§ 5 LStrG, Planfeststellung

§ 5 LStrG
Landesstraßengesetz (LStrG)
Landesrecht Rheinland-Pfalz

Teil I – Bau und Unterhaltung der öffentlichen Straßen → 1. Abschnitt – Planung

Titel: Landesstraßengesetz (LStrG)
Normgeber: Rheinland-Pfalz
Amtliche Abkürzung: LStrG
Gliederungs-Nr.: 91-1
Normtyp: Gesetz

(1) Landes- und Kreisstraßen sowie dem überörtlichen, insbesondere touristischen Verkehr dienende selbstständige Geh- und Radwege dürfen nur gebaut oder geändert werden, wenn der Plan vorher festgestellt ist. Bei der Planfeststellung sind die von dem Vorhaben berührten öffentlichen und privaten Belange einschließlich der Umweltverträglichkeit abzuwägen. In die Planfeststellung können die auf Grund des Bundesnaturschutzgesetzes und des Landesnaturschutzgesetzes notwendigen Maßnahmen und Lärmschutzanlagen einbezogen werden.
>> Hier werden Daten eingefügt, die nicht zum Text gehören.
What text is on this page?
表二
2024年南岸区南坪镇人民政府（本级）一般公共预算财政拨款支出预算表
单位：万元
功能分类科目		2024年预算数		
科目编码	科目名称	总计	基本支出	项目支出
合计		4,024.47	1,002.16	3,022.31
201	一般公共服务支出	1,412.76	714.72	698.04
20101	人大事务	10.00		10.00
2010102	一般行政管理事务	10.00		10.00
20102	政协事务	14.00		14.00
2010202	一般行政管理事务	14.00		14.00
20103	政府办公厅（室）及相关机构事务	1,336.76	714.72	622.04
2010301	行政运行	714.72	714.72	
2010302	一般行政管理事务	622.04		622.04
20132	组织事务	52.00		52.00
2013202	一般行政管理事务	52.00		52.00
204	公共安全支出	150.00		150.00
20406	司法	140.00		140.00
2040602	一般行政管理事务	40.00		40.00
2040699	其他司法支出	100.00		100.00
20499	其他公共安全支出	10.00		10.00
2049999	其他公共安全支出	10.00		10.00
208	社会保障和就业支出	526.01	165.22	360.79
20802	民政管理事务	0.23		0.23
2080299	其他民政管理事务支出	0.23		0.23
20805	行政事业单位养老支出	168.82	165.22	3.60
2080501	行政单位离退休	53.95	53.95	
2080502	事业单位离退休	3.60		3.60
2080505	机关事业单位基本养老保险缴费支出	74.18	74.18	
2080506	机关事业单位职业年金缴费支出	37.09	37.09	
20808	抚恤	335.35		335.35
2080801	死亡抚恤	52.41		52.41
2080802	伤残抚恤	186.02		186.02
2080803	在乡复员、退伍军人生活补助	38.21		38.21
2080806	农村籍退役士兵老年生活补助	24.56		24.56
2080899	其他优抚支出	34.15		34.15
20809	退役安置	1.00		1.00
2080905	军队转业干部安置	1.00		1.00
(2) Bebauungspläne nach § 9 des Baugesetzbuchs (BauGB) ersetzen die Planfeststellungen nach Absatz 1. Wird eine Ergänzung notwendig oder soll von Festsetzungen des Bebauungsplanes abgewichen werden, so ist die Planfeststellung insoweit zusätzlich durchzuführen.

(3) An Stelle eines Planfeststellungsbeschlusses kann eine Plangenehmigung erteilt werden, wenn

  1. 1.
    es sich nicht um ein Vorhaben handelt, für das nach Absatz 6 eine Umweltverträglichkeitsprüfung durchzuführen ist,
  2. 2.
    mit den Trägern öffentlicher Belange, deren Aufgabenbereich berührt wird, das Benehmen hergestellt worden ist und
  3. 3.
    Rechte anderer nicht oder nicht wesentlich beeinträchtigt werden oder die Betroffenen sich mit der Inanspruchnahme ihres Eigentums oder eines anderen Rechts schriftlich einverstanden erklärt haben.
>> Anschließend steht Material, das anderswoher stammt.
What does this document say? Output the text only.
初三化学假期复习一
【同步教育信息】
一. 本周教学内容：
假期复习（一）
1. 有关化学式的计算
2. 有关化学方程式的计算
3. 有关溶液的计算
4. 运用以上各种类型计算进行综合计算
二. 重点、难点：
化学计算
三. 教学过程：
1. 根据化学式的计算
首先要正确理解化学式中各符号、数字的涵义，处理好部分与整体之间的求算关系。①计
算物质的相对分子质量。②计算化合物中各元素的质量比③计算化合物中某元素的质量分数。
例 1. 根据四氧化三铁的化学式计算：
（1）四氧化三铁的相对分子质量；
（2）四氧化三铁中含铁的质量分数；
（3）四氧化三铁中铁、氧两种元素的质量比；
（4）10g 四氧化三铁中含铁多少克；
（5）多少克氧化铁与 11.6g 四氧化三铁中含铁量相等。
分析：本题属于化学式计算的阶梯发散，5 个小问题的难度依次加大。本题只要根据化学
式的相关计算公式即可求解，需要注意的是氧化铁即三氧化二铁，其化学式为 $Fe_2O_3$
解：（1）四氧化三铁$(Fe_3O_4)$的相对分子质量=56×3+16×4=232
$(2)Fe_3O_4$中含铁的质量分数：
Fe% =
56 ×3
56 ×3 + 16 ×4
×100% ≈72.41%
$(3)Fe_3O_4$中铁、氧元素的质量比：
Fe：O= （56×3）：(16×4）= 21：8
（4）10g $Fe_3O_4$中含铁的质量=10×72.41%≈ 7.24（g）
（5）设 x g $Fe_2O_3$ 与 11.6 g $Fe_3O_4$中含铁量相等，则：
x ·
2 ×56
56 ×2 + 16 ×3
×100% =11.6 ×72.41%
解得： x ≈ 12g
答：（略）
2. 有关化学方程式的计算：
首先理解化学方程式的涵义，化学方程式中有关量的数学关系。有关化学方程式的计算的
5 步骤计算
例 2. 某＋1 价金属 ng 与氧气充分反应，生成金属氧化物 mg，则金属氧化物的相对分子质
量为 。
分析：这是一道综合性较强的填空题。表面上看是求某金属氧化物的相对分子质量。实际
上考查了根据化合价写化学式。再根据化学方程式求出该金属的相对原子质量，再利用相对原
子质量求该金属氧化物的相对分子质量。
Die an Stelle eines Planfeststellungsbeschlusses erteilte Plangenehmigung hat die Rechtswirkungen der Planfeststellung.

(4) Planfeststellung und Plangenehmigung entfallen in Fällen von unwesentlicher Bedeutung. Fälle unwesentlicher Bedeutung liegen vor, wenn

  1. 1.
    es sich nicht um ein Vorhaben handelt, für das nach Absatz 6 eine Umweltverträglichkeitsprüfung durchzuführen ist,
  2. 2.
    andere öffentliche Belange nicht berührt werden oder die erforderlichen behördlichen Entscheidungen vorliegen und sie dem Plan nicht entgegenstehen und
  3. 3.
    Rechte anderer nicht beeinflusst werden oder mit den vom Plan Betroffenen entsprechende Vereinbarungen getroffen worden sind.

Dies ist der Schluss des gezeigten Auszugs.